|
Abstract: Research on
communication dynamics has shown that human beings, across nations
and cultures, ‘talk’ to each other using facial and voiced
expressions, gestures, body language and of course, by listening. In
fact, facial expressions can be as much as 70% of the information
(content) that is transmitted and received. Further, it’s likely
that the ‘state-of-being’, ‘state-of-mind’ or ‘emotional state’ is
expressed via communication; that is, facial and voiced expressions
can directly represent human emotions. Most of us ‘understand’
facial and voiced expressions effortlessly. With the recent
accessibility of digital images and audio, the speaker and his
students realized a natural foray into the social sciences using
‘tools’ well-developed in the digital signal process engineering.
The ‘team’ developed an initial multi-modal emotion recognition
system using cues from digitally recorded facial images and voiced
recordings. This is achieved by extracting features from each of the
modalities using signal processing techniques, and then classifying
these features with the help of artificial neural networks (ANN).
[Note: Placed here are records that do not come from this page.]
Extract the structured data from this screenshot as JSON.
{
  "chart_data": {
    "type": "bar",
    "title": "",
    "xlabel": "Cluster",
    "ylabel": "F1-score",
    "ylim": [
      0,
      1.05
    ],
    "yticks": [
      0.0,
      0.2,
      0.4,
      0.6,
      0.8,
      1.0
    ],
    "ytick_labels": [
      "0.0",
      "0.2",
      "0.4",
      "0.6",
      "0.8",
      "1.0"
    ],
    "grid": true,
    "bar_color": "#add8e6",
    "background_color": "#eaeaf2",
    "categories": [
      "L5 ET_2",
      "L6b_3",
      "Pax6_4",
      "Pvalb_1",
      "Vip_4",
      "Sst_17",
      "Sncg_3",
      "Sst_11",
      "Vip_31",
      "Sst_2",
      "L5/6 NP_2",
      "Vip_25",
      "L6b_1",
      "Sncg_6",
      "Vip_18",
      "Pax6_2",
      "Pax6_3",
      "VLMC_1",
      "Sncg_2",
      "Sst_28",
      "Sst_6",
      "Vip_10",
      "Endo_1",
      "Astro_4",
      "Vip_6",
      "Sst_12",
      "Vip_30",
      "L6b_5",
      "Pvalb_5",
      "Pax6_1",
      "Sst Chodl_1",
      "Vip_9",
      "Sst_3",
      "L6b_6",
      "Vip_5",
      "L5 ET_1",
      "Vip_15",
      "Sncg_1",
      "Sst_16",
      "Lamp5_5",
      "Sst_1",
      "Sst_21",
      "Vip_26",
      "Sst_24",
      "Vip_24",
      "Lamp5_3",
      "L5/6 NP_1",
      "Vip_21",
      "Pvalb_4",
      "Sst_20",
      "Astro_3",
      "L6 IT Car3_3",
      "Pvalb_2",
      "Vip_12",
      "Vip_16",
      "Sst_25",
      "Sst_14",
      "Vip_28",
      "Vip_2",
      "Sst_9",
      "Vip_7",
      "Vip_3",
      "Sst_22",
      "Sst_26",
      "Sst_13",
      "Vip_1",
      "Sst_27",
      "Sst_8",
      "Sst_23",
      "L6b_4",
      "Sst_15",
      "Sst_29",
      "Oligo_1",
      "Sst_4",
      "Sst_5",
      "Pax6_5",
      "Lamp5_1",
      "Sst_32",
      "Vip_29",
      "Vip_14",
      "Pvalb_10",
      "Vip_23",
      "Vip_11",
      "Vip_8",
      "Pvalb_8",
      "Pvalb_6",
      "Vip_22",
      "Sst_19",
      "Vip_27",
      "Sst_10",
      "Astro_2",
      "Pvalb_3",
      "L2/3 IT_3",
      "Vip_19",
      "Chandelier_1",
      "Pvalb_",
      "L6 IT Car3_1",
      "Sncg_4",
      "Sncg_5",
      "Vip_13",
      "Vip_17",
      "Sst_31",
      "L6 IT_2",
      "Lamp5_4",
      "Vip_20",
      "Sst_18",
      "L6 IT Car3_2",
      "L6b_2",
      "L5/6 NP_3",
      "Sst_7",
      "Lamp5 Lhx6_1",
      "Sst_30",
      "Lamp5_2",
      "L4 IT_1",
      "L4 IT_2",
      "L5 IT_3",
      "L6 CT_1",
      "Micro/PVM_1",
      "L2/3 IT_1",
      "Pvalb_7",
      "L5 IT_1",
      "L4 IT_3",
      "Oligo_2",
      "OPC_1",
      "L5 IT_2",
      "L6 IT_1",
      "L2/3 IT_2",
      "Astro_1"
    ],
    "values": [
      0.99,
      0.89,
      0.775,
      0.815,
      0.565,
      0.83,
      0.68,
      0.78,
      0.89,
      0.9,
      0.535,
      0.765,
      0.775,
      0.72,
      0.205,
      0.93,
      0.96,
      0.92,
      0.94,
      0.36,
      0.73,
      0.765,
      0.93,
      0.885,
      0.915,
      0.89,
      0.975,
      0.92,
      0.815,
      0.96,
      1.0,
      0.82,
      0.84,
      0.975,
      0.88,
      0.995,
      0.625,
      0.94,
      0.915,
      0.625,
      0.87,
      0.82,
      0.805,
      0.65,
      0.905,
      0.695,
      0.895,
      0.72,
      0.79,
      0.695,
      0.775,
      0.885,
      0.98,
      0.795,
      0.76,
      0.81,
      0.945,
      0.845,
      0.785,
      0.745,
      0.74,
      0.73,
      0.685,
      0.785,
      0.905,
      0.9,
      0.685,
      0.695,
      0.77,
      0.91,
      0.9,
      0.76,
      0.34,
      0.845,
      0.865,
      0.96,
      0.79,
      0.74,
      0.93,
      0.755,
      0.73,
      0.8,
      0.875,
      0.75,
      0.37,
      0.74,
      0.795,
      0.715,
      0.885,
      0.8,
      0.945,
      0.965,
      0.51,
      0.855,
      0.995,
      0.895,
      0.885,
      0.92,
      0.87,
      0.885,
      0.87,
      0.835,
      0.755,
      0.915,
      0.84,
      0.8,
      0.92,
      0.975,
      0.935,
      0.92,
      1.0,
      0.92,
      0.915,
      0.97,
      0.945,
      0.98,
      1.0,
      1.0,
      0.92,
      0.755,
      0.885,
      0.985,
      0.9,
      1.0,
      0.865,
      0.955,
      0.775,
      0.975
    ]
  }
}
The features extracted from the face are the eyes, eyebrows, mouth
and nose; this is done using image processing techniques such as
seeded region growing algorithm, particle swarm optimization and
general properties of the feature being extracted. In contrast,
features of interest in speech are pitch, frequencies and spectra
along with some statistical properties and also the rate of change
of these properties. These features are extracted using techniques
such as Fourier transform. In the course of research the team
developed a toolbox that can read an audio and/or video file and
‘perform emotion recognition’ on the face in the video and speech in
the audio channel. The features extracted from the face and voices
are independently classified into emotions using two separate feed
forward types of ANNs. This toolbox then presents the output of the
artificial neural networks from one/both the modalities on a
synchronized time scale. Some interesting results from this research
is consistent misclassification of facial expressions between two
databases (one European, one Asian), suggesting a cultural basis for
this misinterpretation. Addition of voice component has been shown
to partially help in better classification. |